Quote:
Originally Posted by mxzombie
i deleted my facebook a couple of years ago and my family hasn't stopped hounding me to register again. and i just don't want to. on the heels of that i purged as much of my "online presence" as i could think to do--pictures, accounts, etc and now the internet is just really boring.
but i also do not have any friends and don't feel any strong compulsion to make some, save for a few fleeting moments here and there. i think that since i moved to chicago and it's the first time i've lived centrally in a large city, i've completely turned inward and don't really have patience to deal with anyone. i just started wearing earplugs while i commute on the train and it's extremely satisfying to not have to pay attention to anyone or hear people talking.
|
I have to say, when family members started trying to add me on FB, I knew FB was over for me.
Quote:
Originally Posted by reprise85
Other people are annoying, but don't you miss/long for some kind of human interaction?
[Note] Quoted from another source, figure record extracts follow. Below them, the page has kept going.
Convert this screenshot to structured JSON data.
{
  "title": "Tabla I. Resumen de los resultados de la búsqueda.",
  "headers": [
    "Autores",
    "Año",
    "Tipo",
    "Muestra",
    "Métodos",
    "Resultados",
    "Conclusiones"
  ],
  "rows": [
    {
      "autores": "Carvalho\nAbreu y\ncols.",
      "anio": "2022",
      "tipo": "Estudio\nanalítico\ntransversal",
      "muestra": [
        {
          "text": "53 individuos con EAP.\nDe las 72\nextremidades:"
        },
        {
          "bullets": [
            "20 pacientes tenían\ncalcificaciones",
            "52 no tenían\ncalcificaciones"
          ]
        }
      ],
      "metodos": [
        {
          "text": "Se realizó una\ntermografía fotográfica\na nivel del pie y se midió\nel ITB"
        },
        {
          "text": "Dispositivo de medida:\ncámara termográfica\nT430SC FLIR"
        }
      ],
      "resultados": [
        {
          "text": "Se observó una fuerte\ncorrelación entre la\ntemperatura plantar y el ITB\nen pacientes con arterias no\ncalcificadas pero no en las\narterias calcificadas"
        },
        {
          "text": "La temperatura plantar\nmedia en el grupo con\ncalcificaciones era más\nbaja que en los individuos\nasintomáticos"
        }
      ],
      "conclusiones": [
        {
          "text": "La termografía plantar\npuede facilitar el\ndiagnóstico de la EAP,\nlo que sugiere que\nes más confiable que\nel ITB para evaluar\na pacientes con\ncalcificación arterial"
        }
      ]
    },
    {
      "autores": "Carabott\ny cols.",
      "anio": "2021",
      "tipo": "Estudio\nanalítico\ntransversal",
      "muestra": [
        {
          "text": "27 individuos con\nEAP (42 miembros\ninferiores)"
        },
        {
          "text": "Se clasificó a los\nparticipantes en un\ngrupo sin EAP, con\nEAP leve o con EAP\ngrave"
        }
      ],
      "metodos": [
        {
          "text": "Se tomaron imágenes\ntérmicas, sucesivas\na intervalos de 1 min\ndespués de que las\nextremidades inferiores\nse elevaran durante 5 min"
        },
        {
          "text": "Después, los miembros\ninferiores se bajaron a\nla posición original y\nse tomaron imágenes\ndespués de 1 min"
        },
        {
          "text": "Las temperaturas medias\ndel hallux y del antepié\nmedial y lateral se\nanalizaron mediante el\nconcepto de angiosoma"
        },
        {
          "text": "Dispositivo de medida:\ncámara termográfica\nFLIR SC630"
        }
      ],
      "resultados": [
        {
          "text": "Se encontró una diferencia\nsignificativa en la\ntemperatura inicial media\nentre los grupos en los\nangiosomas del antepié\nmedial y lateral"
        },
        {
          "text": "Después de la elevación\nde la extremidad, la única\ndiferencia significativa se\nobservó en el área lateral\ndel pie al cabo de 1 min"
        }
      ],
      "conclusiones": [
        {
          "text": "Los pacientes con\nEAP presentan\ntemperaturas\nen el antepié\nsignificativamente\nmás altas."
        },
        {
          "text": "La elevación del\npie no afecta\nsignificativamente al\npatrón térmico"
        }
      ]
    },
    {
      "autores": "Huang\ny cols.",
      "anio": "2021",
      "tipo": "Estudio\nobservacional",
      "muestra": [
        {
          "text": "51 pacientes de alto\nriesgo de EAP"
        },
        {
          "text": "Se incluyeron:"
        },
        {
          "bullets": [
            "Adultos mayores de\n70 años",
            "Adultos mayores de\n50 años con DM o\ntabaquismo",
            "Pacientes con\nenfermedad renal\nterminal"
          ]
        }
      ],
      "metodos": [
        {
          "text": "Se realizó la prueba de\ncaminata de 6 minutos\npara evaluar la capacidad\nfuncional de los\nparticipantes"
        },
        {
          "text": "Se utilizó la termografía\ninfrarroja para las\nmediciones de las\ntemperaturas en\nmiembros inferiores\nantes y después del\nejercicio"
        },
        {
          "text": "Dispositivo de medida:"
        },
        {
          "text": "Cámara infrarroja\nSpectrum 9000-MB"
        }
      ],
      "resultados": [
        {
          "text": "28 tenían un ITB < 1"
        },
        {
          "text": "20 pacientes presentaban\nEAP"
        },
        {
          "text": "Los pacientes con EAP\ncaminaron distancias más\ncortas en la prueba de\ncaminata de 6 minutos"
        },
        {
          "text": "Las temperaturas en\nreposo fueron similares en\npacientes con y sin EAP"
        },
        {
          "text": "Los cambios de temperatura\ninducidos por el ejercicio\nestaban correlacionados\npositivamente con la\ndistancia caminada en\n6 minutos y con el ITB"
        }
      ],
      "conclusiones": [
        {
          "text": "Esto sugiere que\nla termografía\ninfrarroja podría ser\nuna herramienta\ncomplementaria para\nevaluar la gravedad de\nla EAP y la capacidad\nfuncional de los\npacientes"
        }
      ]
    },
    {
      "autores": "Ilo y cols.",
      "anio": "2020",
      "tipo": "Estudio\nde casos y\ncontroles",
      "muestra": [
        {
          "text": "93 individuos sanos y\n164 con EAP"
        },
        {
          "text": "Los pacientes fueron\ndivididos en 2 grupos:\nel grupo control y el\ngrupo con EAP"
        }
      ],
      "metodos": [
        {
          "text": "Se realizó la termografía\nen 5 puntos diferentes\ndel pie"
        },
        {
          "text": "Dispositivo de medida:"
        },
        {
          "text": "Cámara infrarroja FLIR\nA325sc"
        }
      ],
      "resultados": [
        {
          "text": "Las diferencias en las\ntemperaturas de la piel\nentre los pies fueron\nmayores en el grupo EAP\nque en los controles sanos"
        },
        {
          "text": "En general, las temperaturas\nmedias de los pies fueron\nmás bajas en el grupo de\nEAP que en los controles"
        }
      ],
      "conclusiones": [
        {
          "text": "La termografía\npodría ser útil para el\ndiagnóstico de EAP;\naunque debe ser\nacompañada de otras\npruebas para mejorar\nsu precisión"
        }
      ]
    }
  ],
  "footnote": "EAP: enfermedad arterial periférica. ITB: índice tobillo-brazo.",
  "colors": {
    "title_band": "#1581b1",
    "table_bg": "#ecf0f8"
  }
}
I don't feel like I'll ever get married or have kids, but a really close friend would be nice. All of the ones I used to have, we live separate lives now because of what drugs did to our friendships. A few are tied into the whole psych ward world and unfortunately outside relationships have mostly failed, plus I'm not in that world anymore. So yeah, a nice friend would be cool. One who lives in the area.
|
Well, the only thing friends bring about is opportunities of any kind. When you have no social life, your life DOES remain the same. . Basically I coudn't keep friends because i'm not social enough. I don't need to be around people often enough to maintain meaningful relationships with them, so we just drift away. Eventually I just stopped trying to make new friends since I knew it would end the same. Less stress and guilt this way anyway. I find it hard to remain interested in other people through no fault of their own. I might be slightly sociopathic.
I've got a gf, we've been together 6 years. She's about as social as I am. We are stranded together in a life of disappointment and apathy. Clearly we've got issues but what are you gonna do?